Countess Zaleska is also decidedly Eastern in appearance. When she goes out in public, she wears a hooded cape in such a way that she resembles a veiled middle eastern woman who looks quite out of place in modern England. The ring on her finger that she uses for hypnosis is a sort of third eye.
Yet for all her being a femme fatale, Countess Zaleska really only wants to be under male control. She wishes to be under the influence of Jeffrey Garth rather than her deceased father, who represents the forces of darkness. This way, she can live the life of a woman (what is she now?).
Good vs. bad aristocrats. Countess Zaleska is contrasted with Jeffrey Garth's girl Friday Janet Blake, who is a baronet (he mentions this in passing during their quibbling as she drives him back from Scotland). Although Janet is a baronet, she 's not too good to work, and further, do work that puts her in a position subordinate to a male professional. And Jeffrey, as a psychiatrist, is a new sort of nobility. His patients are mostly noble women, and from the way he talks about them, he believes their disorders are due to hysteria or an excess of free time rather than legitimate mental illnesses. Countess Zaleska, on the other hand, behaves more like an aristocrat. She knows how to treat Dr. Garth, who is after all a paid servant. He must come see her, or if she is to see him, it will be on her own terms, at night. She also feels free to not follow doctor's orders.
Countess Zaleska is evil not only because she is a vampire, but because she is an unruly woman, one who controls men rather than submitting to them. Her outdated sense of class privilege provides one explanation for her behavior. She outranks nearly everyone on the film, and comes from a time where aristocratic rank was all. But she can also use her sexuality to get men to do her bidding. Sandor is a sort of "wife" to her. He helps her dress and takes care of all her other intimate daily needs. Furthermore, he's led on with a promise of permanence. Countess Zaleska has promised him eternal life (sort of like a man promising to eventually marry his live in lover), but of course she never seriously meant to honor this promise. The class differences between them are too great, he's not very attractive, and why buy the cow when you can get the milk for free?
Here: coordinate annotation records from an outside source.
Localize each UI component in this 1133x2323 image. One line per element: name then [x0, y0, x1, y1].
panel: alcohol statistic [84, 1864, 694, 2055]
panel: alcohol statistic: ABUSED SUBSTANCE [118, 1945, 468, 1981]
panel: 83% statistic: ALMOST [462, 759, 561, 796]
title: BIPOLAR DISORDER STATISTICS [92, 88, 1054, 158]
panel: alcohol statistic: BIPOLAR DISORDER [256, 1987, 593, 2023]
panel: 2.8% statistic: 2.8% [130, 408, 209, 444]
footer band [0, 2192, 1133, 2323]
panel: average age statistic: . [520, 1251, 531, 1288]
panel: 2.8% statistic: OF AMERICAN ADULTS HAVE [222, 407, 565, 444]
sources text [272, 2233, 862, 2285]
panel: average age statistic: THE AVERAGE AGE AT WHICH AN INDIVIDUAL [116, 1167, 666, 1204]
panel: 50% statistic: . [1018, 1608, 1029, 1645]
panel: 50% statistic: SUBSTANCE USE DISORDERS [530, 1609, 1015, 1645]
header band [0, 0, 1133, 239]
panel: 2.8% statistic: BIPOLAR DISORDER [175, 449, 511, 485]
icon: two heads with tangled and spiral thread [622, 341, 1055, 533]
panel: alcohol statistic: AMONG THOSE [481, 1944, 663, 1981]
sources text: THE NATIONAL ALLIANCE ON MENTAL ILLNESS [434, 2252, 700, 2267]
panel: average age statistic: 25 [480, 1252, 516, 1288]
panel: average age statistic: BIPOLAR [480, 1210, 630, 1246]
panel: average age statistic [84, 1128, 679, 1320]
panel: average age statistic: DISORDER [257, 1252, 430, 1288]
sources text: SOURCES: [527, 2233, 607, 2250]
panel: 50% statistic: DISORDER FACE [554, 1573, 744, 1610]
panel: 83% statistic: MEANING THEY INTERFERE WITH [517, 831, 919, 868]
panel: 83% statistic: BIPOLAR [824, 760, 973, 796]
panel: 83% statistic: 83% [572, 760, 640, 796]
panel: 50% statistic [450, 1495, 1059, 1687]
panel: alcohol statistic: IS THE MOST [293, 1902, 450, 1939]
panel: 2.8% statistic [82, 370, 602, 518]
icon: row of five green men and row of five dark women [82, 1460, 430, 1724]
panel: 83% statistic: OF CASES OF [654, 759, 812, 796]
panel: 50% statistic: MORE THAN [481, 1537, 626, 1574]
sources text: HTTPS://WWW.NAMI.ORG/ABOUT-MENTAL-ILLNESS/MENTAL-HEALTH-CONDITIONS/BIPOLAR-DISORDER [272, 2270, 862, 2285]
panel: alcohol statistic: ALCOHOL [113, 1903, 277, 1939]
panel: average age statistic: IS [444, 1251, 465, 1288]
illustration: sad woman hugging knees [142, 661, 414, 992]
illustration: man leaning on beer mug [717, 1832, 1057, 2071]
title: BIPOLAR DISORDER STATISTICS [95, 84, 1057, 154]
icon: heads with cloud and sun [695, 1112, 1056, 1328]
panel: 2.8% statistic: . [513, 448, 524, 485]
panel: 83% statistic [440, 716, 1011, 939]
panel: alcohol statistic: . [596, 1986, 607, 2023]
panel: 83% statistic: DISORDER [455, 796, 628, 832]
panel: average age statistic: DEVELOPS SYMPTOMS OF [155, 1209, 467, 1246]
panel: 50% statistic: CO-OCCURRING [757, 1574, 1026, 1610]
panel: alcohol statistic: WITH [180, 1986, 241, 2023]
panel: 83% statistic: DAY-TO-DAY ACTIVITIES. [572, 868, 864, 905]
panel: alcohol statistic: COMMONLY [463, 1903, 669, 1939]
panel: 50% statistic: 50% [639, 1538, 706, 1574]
Science vs. Magic: Science is associated with men and rationality. Magic is associated with women and the irrational. But what is science but magic that works? Dr. Garth represents science in this film. As a psychiatrist he practices a medical specialty that attempts to understand and control human behavior. But Countess Zaleska is able to control human behavior through magic. When she has Janet in her thrall, Dr. Garth cannot break the spell without killing her since this is something far older and more powerful than a similar tool he uses, hypnosis. He is thus left at the Countess' mercy, and would continue to be so if she were not killed by her faithful servant Sandor.